Monday 23rd June 2008
An "exodus" is currently taking place away from defined-benefit pension schemes, according to PricewaterhouseCoopers (PwC).
The analyst reveals that 16 per cent of the organisations surveyed have already closed their schemes to new applicants.
Another 11 per cent predict that they will do so in the future - equating to more than one in four of the 86 businesses queried.
However, PwC warns that defined benefits are among the types of product capable of attracting talented workers into a particular role.
Marc Hommel, partner at the firm, says: "Pensions play a critical role in attracting and keeping the top-performing individuals.

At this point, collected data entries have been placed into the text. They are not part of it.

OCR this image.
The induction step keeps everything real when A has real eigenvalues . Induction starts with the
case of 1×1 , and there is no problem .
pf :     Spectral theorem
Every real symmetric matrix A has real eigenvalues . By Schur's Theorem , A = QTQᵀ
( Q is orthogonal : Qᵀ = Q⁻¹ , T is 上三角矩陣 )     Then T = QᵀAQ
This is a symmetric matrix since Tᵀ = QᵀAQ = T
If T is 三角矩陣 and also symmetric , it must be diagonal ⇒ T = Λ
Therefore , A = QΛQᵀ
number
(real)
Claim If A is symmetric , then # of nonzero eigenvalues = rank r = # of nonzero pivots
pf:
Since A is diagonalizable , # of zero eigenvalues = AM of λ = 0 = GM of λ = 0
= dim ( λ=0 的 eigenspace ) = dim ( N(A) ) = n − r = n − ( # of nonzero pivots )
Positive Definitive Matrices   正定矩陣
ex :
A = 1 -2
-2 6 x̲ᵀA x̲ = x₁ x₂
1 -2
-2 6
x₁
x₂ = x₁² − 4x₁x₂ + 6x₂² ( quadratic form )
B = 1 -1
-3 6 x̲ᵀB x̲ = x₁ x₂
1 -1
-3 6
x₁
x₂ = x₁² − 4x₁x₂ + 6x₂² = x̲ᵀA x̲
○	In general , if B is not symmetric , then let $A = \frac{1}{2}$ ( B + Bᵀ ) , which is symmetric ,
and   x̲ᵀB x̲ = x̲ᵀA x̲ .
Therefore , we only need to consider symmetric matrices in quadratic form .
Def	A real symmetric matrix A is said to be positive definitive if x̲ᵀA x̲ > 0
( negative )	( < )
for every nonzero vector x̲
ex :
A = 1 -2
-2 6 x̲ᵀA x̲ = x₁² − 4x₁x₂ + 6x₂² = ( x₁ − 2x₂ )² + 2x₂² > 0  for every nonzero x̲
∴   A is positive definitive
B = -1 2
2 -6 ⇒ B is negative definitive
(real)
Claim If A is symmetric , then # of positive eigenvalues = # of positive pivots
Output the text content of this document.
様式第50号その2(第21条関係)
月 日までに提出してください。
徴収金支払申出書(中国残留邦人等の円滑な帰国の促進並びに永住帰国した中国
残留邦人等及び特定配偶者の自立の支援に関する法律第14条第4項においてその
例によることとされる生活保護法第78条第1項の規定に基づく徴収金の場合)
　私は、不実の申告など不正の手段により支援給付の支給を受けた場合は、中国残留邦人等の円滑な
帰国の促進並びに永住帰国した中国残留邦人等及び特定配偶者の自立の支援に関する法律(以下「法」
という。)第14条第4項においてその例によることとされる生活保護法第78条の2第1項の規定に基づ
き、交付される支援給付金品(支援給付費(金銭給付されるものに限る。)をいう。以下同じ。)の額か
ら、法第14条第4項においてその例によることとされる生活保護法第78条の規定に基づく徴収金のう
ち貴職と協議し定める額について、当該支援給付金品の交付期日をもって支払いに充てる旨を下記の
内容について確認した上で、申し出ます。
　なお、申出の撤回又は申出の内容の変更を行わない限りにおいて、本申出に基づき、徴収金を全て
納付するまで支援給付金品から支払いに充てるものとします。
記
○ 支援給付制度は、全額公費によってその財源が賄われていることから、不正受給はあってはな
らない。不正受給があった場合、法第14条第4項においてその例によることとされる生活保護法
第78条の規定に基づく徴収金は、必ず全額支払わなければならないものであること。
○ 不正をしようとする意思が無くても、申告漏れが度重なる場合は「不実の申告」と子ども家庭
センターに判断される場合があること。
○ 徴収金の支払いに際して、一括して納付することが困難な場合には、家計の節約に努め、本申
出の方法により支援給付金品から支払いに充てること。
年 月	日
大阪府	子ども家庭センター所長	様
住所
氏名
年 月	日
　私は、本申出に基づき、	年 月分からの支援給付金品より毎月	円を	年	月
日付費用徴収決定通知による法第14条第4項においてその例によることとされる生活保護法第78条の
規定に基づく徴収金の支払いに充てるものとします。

"There has been a mass transfer of risk from employers to employees in relation to retirement savings."
He adds that employers should do more to support their staff in order to ensure they are able to navigate a safe course to retirement in light of this "sea change".
The guidance comes as financial services provider Standard Life has urged Britons to "inflation-proof their income" in preparation for retirement.
A typical £80,000 level annuity will fail to provide any spare income for retirees within 20 years, according to the organisation.
By that time, based on official government statistics, Standard Life anticipates that only essential costs would be covered by pension holders monthly income.
Senior pensions policy manager Andrew Tully explains that those approaching retirement face a "stark decision".
This sees them forced to choose between a level annuity which devalues over time due to inflation, or an index-linked product which provides a smaller initial income but rises in line with the economy.